静寂の中、ミオ・トーンライムが口火を切った。
「右王、左王。アーマード・コア・モードに移行。ニューローマ制御呪式グノーシス限定解除。有始者、有未始有有始者、有未始有夫未始有有始者――」
鳥居から二対のエターナル・コアが現れ、ミオ・トーンライムを中心とした円軌道を、高速で周回し始めた。
「――道出一原、通九門、散六衢、設於無垓之宇、寂寞以虚無」
ざっとミオ・トーンライムが右手を前に突き出した。腕の動きを追って、エターナル・コアが周回の中心を右の開手に移す。 ざわりと悪寒を覚えた刹那――
「陰陽相薄感而為雷――女に歳を聞くヤツがあるかあ!」
通路いっぱいに溢れたミオ・トーンライムの怒気――永子線バーストに、カ・ガノは瞬く間に飲み込まれた。通路の端から端を隙間なく埋め尽くす熱線によって、衣服が一瞬で蒸発し、プロトファスマの堅固な外皮までもが軽々と炭化した。次々と剥離する皮膚に、再生が追いつかない。GAPが分裂する端から焼け落ちて気化する。
果たして、数秒の照射の後、通路に残ったのは真っ黒に焦げたカ・ガノ独りだった。足下に開いた穴の奥には、慣れ親しんだ音が二つ。いつ避難したのか、いずれにせよイトネもヴァカヂも無事なようだ。ただミオ・トーンライムの気配だけが、忽然と消えている。
「煙草の火要らずだな。次は貸さねえぞ」
言った直後に、カ・ガノはふっと気付いた。
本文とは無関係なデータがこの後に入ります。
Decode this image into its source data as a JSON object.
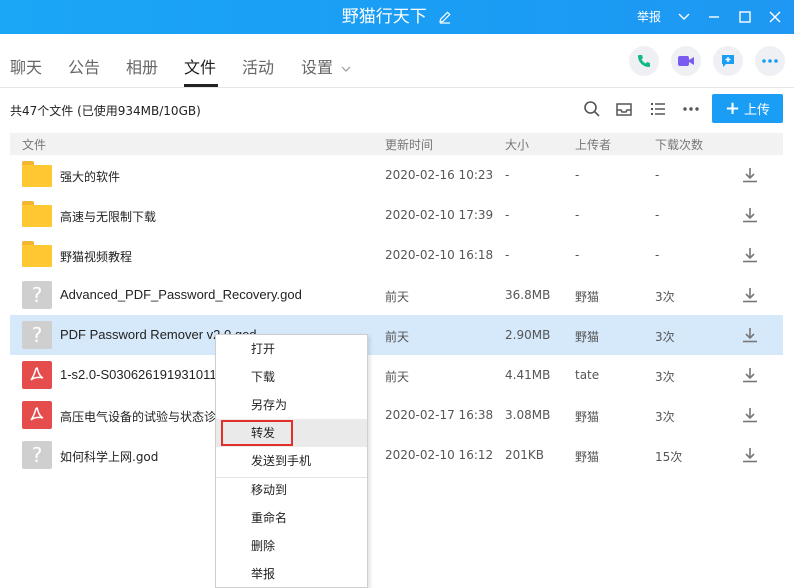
{
  "window": {
    "title": "野猫行天下",
    "report": "举报"
  },
  "nav": {
    "tabs": [
      "聊天",
      "公告",
      "相册",
      "文件",
      "活动",
      "设置"
    ],
    "active_tab": "文件"
  },
  "toolbar": {
    "summary": "共47个文件 (已使用934MB/10GB)",
    "upload_label": "上传"
  },
  "table": {
    "headers": [
      "文件",
      "更新时间",
      "大小",
      "上传者",
      "下载次数"
    ],
    "rows": [
      {
        "icon": "folder-icon",
        "name": "强大的软件",
        "time": "2020-02-16 10:23",
        "size": "-",
        "uploader": "-",
        "downloads": "-"
      },
      {
        "icon": "folder-icon",
        "name": "高速与无限制下载",
        "time": "2020-02-10 17:39",
        "size": "-",
        "uploader": "-",
        "downloads": "-"
      },
      {
        "icon": "folder-icon",
        "name": "野猫视频教程",
        "time": "2020-02-10 16:18",
        "size": "-",
        "uploader": "-",
        "downloads": "-"
      },
      {
        "icon": "unknown-file-icon",
        "name": "Advanced_PDF_Password_Recovery.god",
        "time": "前天",
        "size": "36.8MB",
        "uploader": "野猫",
        "downloads": "3次"
      },
      {
        "icon": "unknown-file-icon",
        "name": "PDF Password Remover v2.0.god",
        "time": "前天",
        "size": "2.90MB",
        "uploader": "野猫",
        "downloads": "3次"
      },
      {
        "icon": "pdf-file-icon",
        "name": "1-s2.0-S030626191931011",
        "time": "前天",
        "size": "4.41MB",
        "uploader": "tate",
        "downloads": "3次"
      },
      {
        "icon": "pdf-file-icon",
        "name": "高压电气设备的试验与状态诊",
        "time": "2020-02-17 16:38",
        "size": "3.08MB",
        "uploader": "野猫",
        "downloads": "3次"
      },
      {
        "icon": "unknown-file-icon",
        "name": "如何科学上网.god",
        "time": "2020-02-10 16:12",
        "size": "201KB",
        "uploader": "野猫",
        "downloads": "15次"
      }
    ]
  },
  "context_menu": {
    "items": [
      "打开",
      "下载",
      "另存为",
      "转发",
      "发送到手机",
      "移动到",
      "重命名",
      "删除",
      "举报"
    ],
    "highlighted": "转发"
  },
  "colors": {
    "titlebar": "#1a9ef5",
    "selected_row": "#d6e9fb",
    "highlight_border": "#e0302b",
    "folder": "#ffc833",
    "pdf": "#e54d4d"
  }
}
先までミオ・トーンライムが立っていた辺りに、何かが落ちている。
四角い。
小さい。
嗚呼と理解して、カ・ガノはそれを拾い上げた。ミオ・トーンライムが好んで飲んでいた煙草だ。まだ数本、残っているようである。
カ・ガノは慣れた手つきで一本だけ引き抜くと、いかにも不味そうに口に咥えた。
そうして緩々と、ニヒルな笑みを浮かべながら、カ・ガノは楼蘭皇国の深淵に姿を消したのだった。